En «Grid and Design Philosophy», uno de los textos
contenidos en esta obra, Müller-Brockmann decía lo siguiente: «El uso de la
retícula como un sistema de ordenación es la expresión de una cierta actitud
mental puesto que muestra que el diseñador concibe su trabajo en términos que
son constructivos y orientados al futuro. Esta es la expresión de un espíritu
profesional: el trabajo del diseñador debería tener la calidad claramente inteligible,
objetiva, funcional y estética del pensamiento matemático.»
Y unas líneas después afirma: «El diseño constructivo que es
capaz de análisis y reproducción puede influir y mejorar el gusto de una
sociedad y el modo en que concibe las formas y colores. El diseño que es
objetivo, comprometido con el bien común, bien compuesto, y refinado constituye
las bases del comportamiento democrático.»
Hablando ya en términos prácticos, Müller-Brockmann
explicaba cuál era el propósito de la retícula, un instrumento que servía para
resolver problemas visuales en dos y tres dimensiones y que facilitaba al
diseñador la disposición de textos, fotografías y diagramas «de acuerdo a un
criterio objetivo y funcional». Los elementos se adaptaban a unos cuantos
formatos de un mismo tamaño determinado en función de la importancia del tema.

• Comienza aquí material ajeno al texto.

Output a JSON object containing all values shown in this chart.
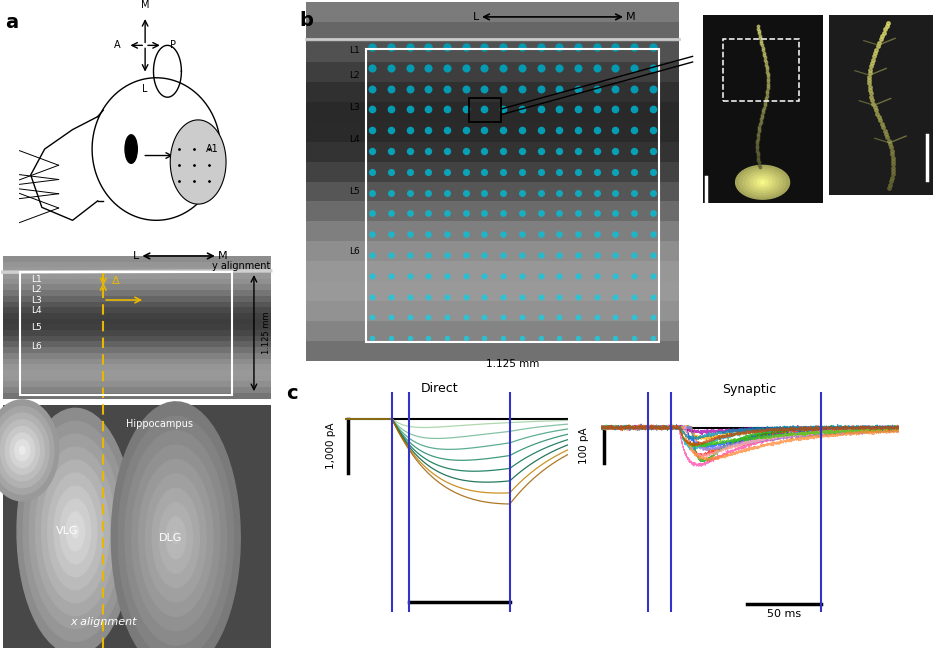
{
  "fig_width": 9.46,
  "fig_height": 6.48,
  "bg_color": "#ffffff",
  "panel_a_label": "a",
  "panel_b_label": "b",
  "panel_c_label": "c",
  "label_fontsize": 14,
  "layers": [
    "L1",
    "L2",
    "L3",
    "L4",
    "L5",
    "L6"
  ],
  "blue_line_color": "#3333cc",
  "yellow_color": "#e8b800",
  "direct_colors": [
    "#a0d0a0",
    "#70b896",
    "#40a07c",
    "#208868",
    "#007050",
    "#006040",
    "#c08000",
    "#a06000"
  ],
  "synaptic_colors": [
    "#ff0000",
    "#ff6600",
    "#ffaa00",
    "#00aa00",
    "#0055ff",
    "#aa00aa",
    "#00aacc",
    "#ff44aa",
    "#8888ff",
    "#ffaaaa",
    "#44cc00",
    "#ff8833",
    "#0088aa",
    "#cc4400"
  ]
}
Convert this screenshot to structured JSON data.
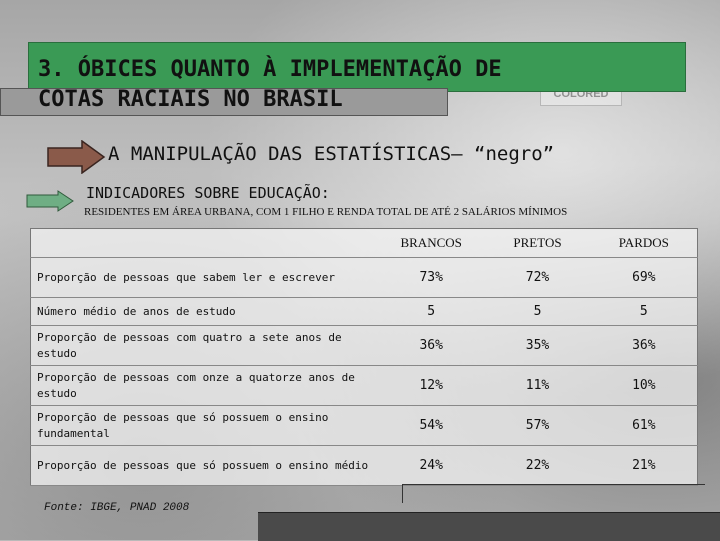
{
  "slide": {
    "title_line1": "3. ÓBICES QUANTO À IMPLEMENTAÇÃO DE",
    "title_line2": "COTAS RACIAIS NO BRASIL",
    "subtitle": "A MANIPULAÇÃO DAS ESTATÍSTICAS– “negro”",
    "indicators": "INDICADORES SOBRE EDUCAÇÃO:",
    "residents": "RESIDENTES EM ÁREA URBANA, COM 1 FILHO E RENDA TOTAL DE ATÉ 2 SALÁRIOS MÍNIMOS",
    "source": "Fonte: IBGE, PNAD 2008"
  },
  "table": {
    "headers": [
      "",
      "BRANCOS",
      "PRETOS",
      "PARDOS"
    ],
    "rows": [
      {
        "label": "Proporção de pessoas que sabem ler e escrever",
        "values": [
          "73%",
          "72%",
          "69%"
        ]
      },
      {
        "label": "Número médio de anos de estudo",
        "values": [
          "5",
          "5",
          "5"
        ]
      },
      {
        "label": "Proporção de pessoas com quatro a sete anos de estudo",
        "values": [
          "36%",
          "35%",
          "36%"
        ]
      },
      {
        "label": "Proporção de pessoas com onze a quatorze anos de estudo",
        "values": [
          "12%",
          "11%",
          "10%"
        ]
      },
      {
        "label": "Proporção de pessoas que só possuem o ensino fundamental",
        "values": [
          "54%",
          "57%",
          "61%"
        ]
      },
      {
        "label": "Proporção de pessoas que só possuem o ensino médio",
        "values": [
          "24%",
          "22%",
          "21%"
        ]
      }
    ]
  },
  "colors": {
    "title_bar": "#3a9a55",
    "arrow_brown": "#8a5a4a",
    "arrow_green": "#6fae84"
  },
  "icons": {
    "big_arrow": "arrow-right-icon",
    "small_arrow": "arrow-right-icon"
  }
}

La reducción del número de elementos visuales, según el diseñador, creaba un
sentido de inteligibilidad, claridad y planificación que sugerían un sentido de
disciplina en el diseño.
La retícula tenía, por tanto, una inmediata practicidad
pero, también, era algo más, como apunta el propio título del texto y la mayor
parte de sus contenidos: una filosofía de diseño.